Tuvia-Craig, lo 007 partigiano, è affiancato dai fratelli Zus e Asael che si cimentano nelle imprese più temerarie, magari patiscono l’umanità ingombrante che devono trascinarsi dietro, ma infine ne riconoscono il valore: restare dei giusti, assetati di vendetta ma senza ridursi alla ferocia animale perché il rabbino, l’intellettuale, soprattutto le donne al seguito li obbligano a preservare la dignità. Qui la sceneggiatura hollywoodiana alterna i colpi di scena tipici di un film d’azione ai riferimenti tradizionali. Tuvia Beiski diventa un Mosè consapevole del fatto che Dio non separerà le acque della palude-Mar Rosso se l’uomo non provvederà con coraggio, e se il forte non sorreggerà il debole. Al rabbino tocca sfiorare l’incredulità e invocare il Signore: “Eleggiti un altro popolo, riprenditi il dono della nostra santità, amen”. Prima che il miracolo della resistenza faccia sopravvivere 1200 ebrei tra la neve il fango e i lupi per tre interminabili anni, mentre intorno si consumava la cancellazione quasi totale del loro popolo. Un miracolo tale da risultare per decenni non raccontabile. I suoi protagonisti non chiesero mai un riconoscimento pubblico e gli stessi fratelli Tuvia e Zus Beiski hanno poi condotto un’esistenza modesta tra Israele e gli Stati Uniti.
La faticosa elaborazione del ricordo della Shoah ha impiegato tutti questi anni per generare il film sull’ebreo combattente che pure è stato una realtà storica molto più diffusa di quanto si pensi. Prima che il regista Edward Zwick potesse osare un’opera così appassionante e popolare, bisognava che si realizzassero molti passaggi culturali.

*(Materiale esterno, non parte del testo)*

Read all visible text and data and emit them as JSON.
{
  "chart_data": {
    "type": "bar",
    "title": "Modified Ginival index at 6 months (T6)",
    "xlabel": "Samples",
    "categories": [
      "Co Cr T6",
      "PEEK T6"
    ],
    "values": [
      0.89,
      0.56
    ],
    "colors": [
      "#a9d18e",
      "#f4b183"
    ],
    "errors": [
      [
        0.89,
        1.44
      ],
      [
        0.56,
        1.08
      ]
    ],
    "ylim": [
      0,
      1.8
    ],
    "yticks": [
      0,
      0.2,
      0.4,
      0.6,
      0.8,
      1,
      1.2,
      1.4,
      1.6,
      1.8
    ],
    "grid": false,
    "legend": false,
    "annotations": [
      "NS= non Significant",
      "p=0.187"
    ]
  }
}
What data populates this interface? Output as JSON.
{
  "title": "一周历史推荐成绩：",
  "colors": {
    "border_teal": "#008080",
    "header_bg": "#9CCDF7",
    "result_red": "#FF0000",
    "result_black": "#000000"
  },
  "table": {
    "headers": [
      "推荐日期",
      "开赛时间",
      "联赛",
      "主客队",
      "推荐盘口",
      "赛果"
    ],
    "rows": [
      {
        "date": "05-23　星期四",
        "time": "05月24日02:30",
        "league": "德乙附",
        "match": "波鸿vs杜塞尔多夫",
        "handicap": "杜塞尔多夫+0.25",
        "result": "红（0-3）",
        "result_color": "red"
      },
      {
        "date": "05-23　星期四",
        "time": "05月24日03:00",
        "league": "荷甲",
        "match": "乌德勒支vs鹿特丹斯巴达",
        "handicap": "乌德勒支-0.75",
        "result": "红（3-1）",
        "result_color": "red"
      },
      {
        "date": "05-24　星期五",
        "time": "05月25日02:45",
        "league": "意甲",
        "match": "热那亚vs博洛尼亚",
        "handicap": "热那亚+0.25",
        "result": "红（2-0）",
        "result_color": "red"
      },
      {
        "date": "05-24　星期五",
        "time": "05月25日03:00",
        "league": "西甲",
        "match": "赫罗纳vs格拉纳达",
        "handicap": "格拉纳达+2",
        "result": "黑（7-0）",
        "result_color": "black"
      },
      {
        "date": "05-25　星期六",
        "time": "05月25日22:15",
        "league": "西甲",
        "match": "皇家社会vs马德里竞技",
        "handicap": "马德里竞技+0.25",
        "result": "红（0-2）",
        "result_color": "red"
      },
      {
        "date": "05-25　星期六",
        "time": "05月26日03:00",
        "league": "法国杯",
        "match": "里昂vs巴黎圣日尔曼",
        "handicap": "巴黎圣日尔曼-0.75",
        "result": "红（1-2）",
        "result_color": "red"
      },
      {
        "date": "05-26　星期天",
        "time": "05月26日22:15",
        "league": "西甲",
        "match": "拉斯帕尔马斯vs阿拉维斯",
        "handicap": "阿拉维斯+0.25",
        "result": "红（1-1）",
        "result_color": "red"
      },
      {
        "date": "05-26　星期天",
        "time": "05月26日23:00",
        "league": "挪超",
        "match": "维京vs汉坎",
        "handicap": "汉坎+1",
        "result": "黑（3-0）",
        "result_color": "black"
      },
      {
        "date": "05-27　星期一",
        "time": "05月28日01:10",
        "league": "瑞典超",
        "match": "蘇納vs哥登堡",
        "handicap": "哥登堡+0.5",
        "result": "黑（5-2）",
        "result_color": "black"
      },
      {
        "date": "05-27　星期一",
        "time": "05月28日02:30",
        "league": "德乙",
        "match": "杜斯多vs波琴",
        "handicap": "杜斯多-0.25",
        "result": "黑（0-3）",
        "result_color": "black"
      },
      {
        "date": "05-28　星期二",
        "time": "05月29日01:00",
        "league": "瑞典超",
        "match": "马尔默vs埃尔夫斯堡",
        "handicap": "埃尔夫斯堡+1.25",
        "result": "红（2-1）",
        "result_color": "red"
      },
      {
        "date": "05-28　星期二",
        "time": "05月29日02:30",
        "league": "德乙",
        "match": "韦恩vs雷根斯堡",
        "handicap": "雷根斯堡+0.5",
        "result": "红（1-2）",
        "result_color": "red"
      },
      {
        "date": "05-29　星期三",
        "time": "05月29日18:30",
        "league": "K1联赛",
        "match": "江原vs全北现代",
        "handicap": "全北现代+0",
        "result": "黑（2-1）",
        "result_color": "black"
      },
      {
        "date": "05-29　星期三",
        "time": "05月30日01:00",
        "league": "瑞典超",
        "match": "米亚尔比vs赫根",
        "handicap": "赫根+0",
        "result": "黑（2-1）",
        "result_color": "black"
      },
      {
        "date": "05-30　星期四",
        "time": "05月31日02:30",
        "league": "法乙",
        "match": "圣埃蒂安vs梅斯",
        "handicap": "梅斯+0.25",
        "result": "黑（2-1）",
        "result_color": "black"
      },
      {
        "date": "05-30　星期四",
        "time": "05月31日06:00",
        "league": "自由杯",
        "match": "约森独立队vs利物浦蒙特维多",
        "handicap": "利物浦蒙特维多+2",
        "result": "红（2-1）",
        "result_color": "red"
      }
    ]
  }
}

Israele doveva accettare che l’ebreo diasporico non era necessariamente un debole cui dare rifugio nella sua nuova terra. Ha vinto un indicibile disagio (disprezzo?) per i sopravvissuti che sbarcavano a Haifa senza certo essere in grado di combattere. Li ha riscattati solo in parte attraverso la celebrazione degli eroi della rivolta del ghetto di Varsavia, coraggiosi ma tragicamente sconfitti. Poi c’è voluto Spielberg, con “Schindler’s List” per recuperare l’idea del salvataggio come epopea, un successo straordinario che però ha suscitato le critiche di quanti ricordavano come i sommersi siano infinitamente più dei salvati.
Legittimata così l’epopea del salvataggio possibile, è venuto il momento di onorare la brigata Bielski con il linguaggio pop e con le tecniche della suspense, effetti speciali e montaggio d’azione mozzafiato.
Chi lo avrebbe mai detto: “Il mio nome è Bielski, Tuvia Bielski”.